No, it wasn't totally impossible. He still had it in his pocket. It would have been so easy to use it, but he still couldn't bring himself to. He had no plan. What would he say to her? Nothing. There was nothing to say. It was his own fault for being gone so long.

He paid for his meal and left. Angry. Frustrated. Not at anything in particular. Maybe at himself. His own inaction, and pretense of action that couldn't possibly accomplish anything. He was just wasting his own time.

He took it out of his pocket. It flapped in the wind. If he just opened his fingers a little, the wind would take it from him, into the gray. He would be free. He would be free from this curse. It would be gone from his life. There would be no real way to find her ever again.

But he couldn't let it go. It brought him only suffering but it still represented hope. He stuffed it back in his pocket and looked around. The town was still the town. There was nothing special about it. Except that this was the last place she told him she would be.
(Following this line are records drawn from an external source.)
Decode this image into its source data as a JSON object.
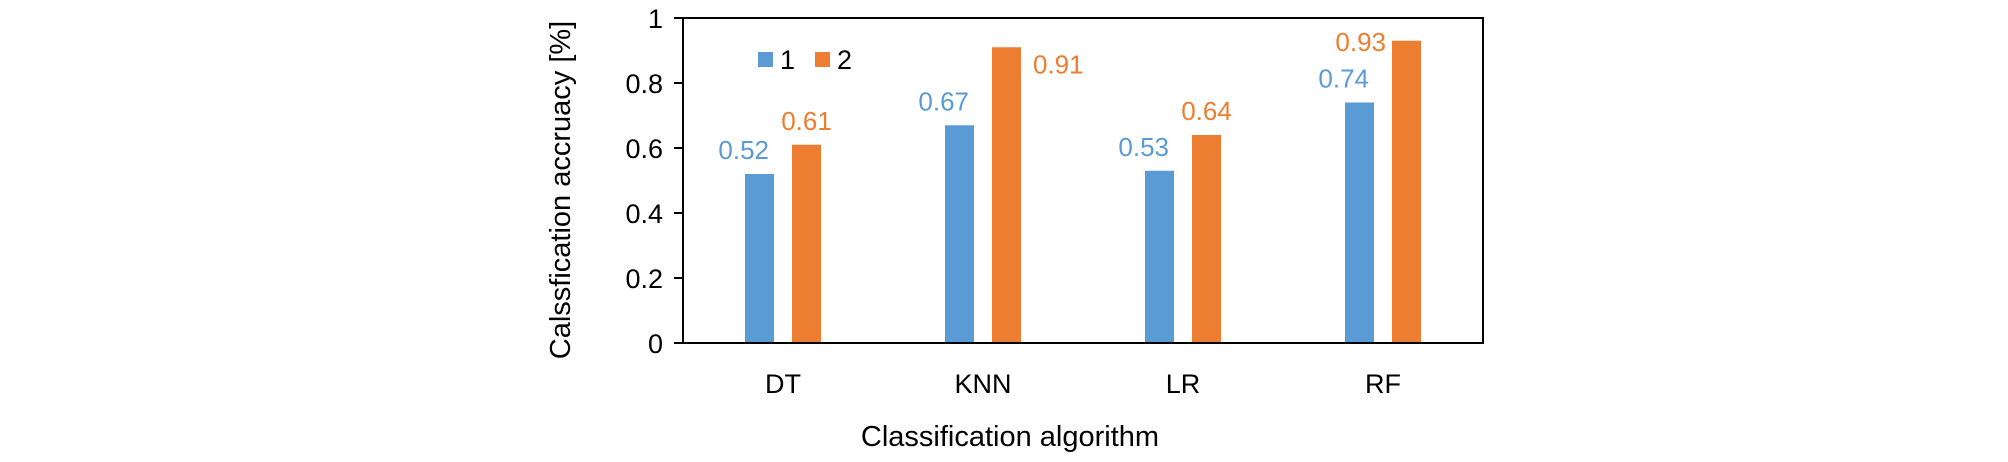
{
  "chart_data": {
    "type": "bar",
    "categories": [
      "DT",
      "KNN",
      "LR",
      "RF"
    ],
    "series": [
      {
        "name": "1",
        "values": [
          0.52,
          0.67,
          0.53,
          0.74
        ],
        "color": "#5B9BD5"
      },
      {
        "name": "2",
        "values": [
          0.61,
          0.91,
          0.64,
          0.93
        ],
        "color": "#ED7D31"
      }
    ],
    "data_labels": [
      [
        "0.52",
        "0.67",
        "0.53",
        "0.74"
      ],
      [
        "0.61",
        "0.91",
        "0.64",
        "0.93"
      ]
    ],
    "xlabel": "Classification algorithm",
    "ylabel": "Calssfication accruacy [%]",
    "ylim": [
      0,
      1
    ],
    "yticks": [
      "0",
      "0.2",
      "0.4",
      "0.6",
      "0.8",
      "1"
    ],
    "ytick_values": [
      0,
      0.2,
      0.4,
      0.6,
      0.8,
      1
    ],
    "grid": false,
    "legend_position": "top-left"
  }
}
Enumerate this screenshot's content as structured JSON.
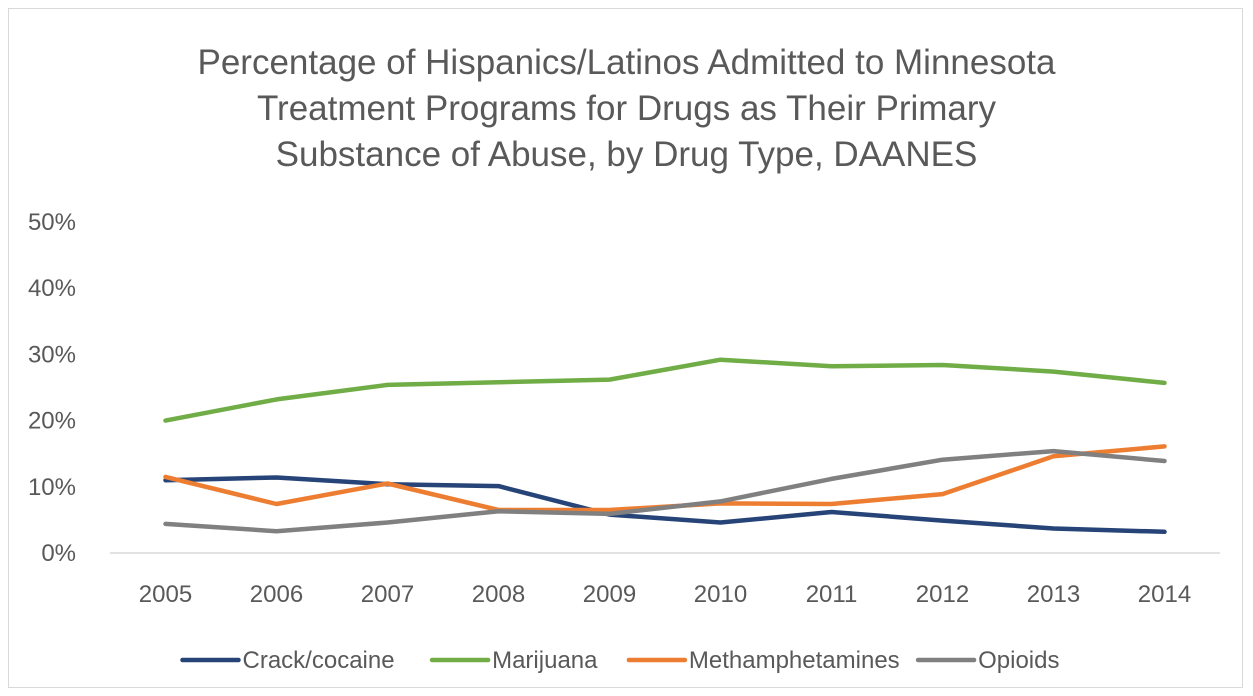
{
  "chart_data": {
    "type": "line",
    "title_lines": [
      "Percentage of Hispanics/Latinos Admitted to Minnesota",
      "Treatment Programs for Drugs as Their Primary",
      "Substance of Abuse, by Drug Type, DAANES"
    ],
    "categories": [
      "2005",
      "2006",
      "2007",
      "2008",
      "2009",
      "2010",
      "2011",
      "2012",
      "2013",
      "2014"
    ],
    "y_ticks": [
      "0%",
      "10%",
      "20%",
      "30%",
      "40%",
      "50%"
    ],
    "ylim": [
      0,
      50
    ],
    "grid": false,
    "legend_position": "bottom",
    "series": [
      {
        "name": "Crack/cocaine",
        "color": "#264478",
        "values": [
          11.0,
          11.4,
          10.4,
          10.1,
          5.8,
          4.6,
          6.2,
          4.9,
          3.7,
          3.2
        ]
      },
      {
        "name": "Marijuana",
        "color": "#70ad47",
        "values": [
          20.0,
          23.2,
          25.4,
          25.8,
          26.2,
          29.2,
          28.2,
          28.4,
          27.4,
          25.7
        ]
      },
      {
        "name": "Methamphetamines",
        "color": "#ed7d31",
        "values": [
          11.5,
          7.4,
          10.5,
          6.5,
          6.5,
          7.5,
          7.4,
          8.9,
          14.6,
          16.1
        ]
      },
      {
        "name": "Opioids",
        "color": "#808080",
        "values": [
          4.4,
          3.3,
          4.6,
          6.3,
          5.9,
          7.8,
          11.2,
          14.1,
          15.4,
          13.9
        ]
      }
    ]
  }
}
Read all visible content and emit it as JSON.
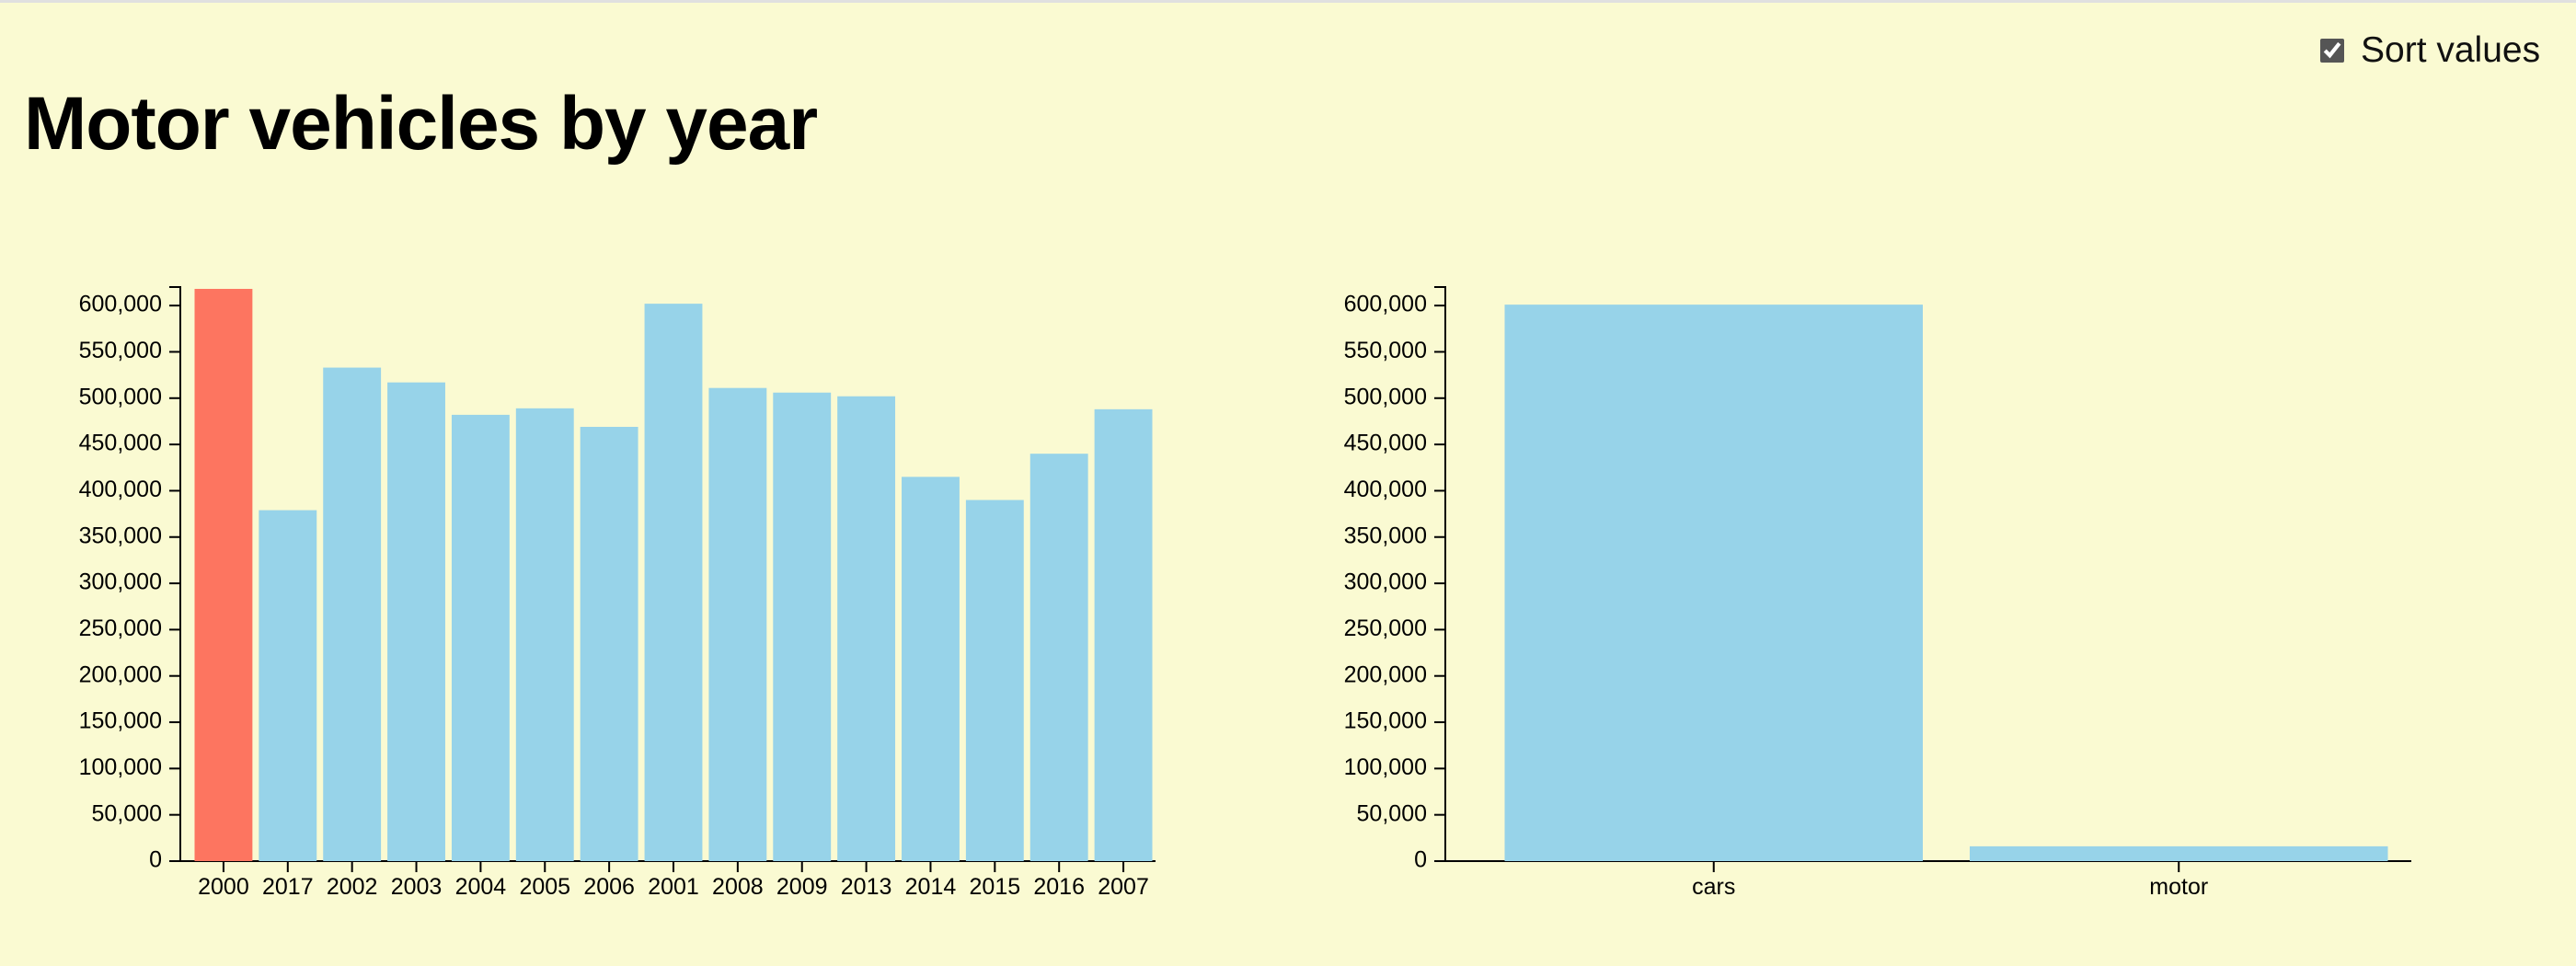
{
  "page": {
    "title": "Motor vehicles by year",
    "sort_label": "Sort values",
    "sort_checked": true
  },
  "colors": {
    "background": "#fafad2",
    "bar": "#97d3e9",
    "highlight": "#fd7560",
    "axis": "#000000"
  },
  "chart_data": [
    {
      "type": "bar",
      "title": "",
      "xlabel": "",
      "ylabel": "",
      "ylim": [
        0,
        620000
      ],
      "yticks": [
        0,
        50000,
        100000,
        150000,
        200000,
        250000,
        300000,
        350000,
        400000,
        450000,
        500000,
        550000,
        600000
      ],
      "categories": [
        "2000",
        "2017",
        "2002",
        "2003",
        "2004",
        "2005",
        "2006",
        "2001",
        "2008",
        "2009",
        "2013",
        "2014",
        "2015",
        "2016",
        "2007"
      ],
      "values": [
        618000,
        379000,
        533000,
        517000,
        482000,
        489000,
        469000,
        602000,
        511000,
        506000,
        502000,
        415000,
        390000,
        440000,
        488000
      ],
      "highlighted": [
        "2000"
      ],
      "grid": false
    },
    {
      "type": "bar",
      "title": "",
      "xlabel": "",
      "ylabel": "",
      "ylim": [
        0,
        620000
      ],
      "yticks": [
        0,
        50000,
        100000,
        150000,
        200000,
        250000,
        300000,
        350000,
        400000,
        450000,
        500000,
        550000,
        600000
      ],
      "categories": [
        "cars",
        "motor"
      ],
      "values": [
        601000,
        16000
      ],
      "grid": false
    }
  ]
}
That's what made this place special. Any other town would have been faceless. Still, there was no point to be there. There was no point waiting for someone who wasn't going to show. He should have been heading back to the Tower, but he didn't want to be there anymore.

He wanted to be here, among all the faces he didn't recognize, hoping to find the one that he did. There was no place to go though. He knew he'd be back at the Tower again. He knew he'd end up hanging it on the wall again. Like he had done all those years ago.

But at that moment he didn't want to leave. He wanted to stare into the crowds and pick out someone that couldn't possibly be there. To return would mean defeat, even though he knew he was already defeated.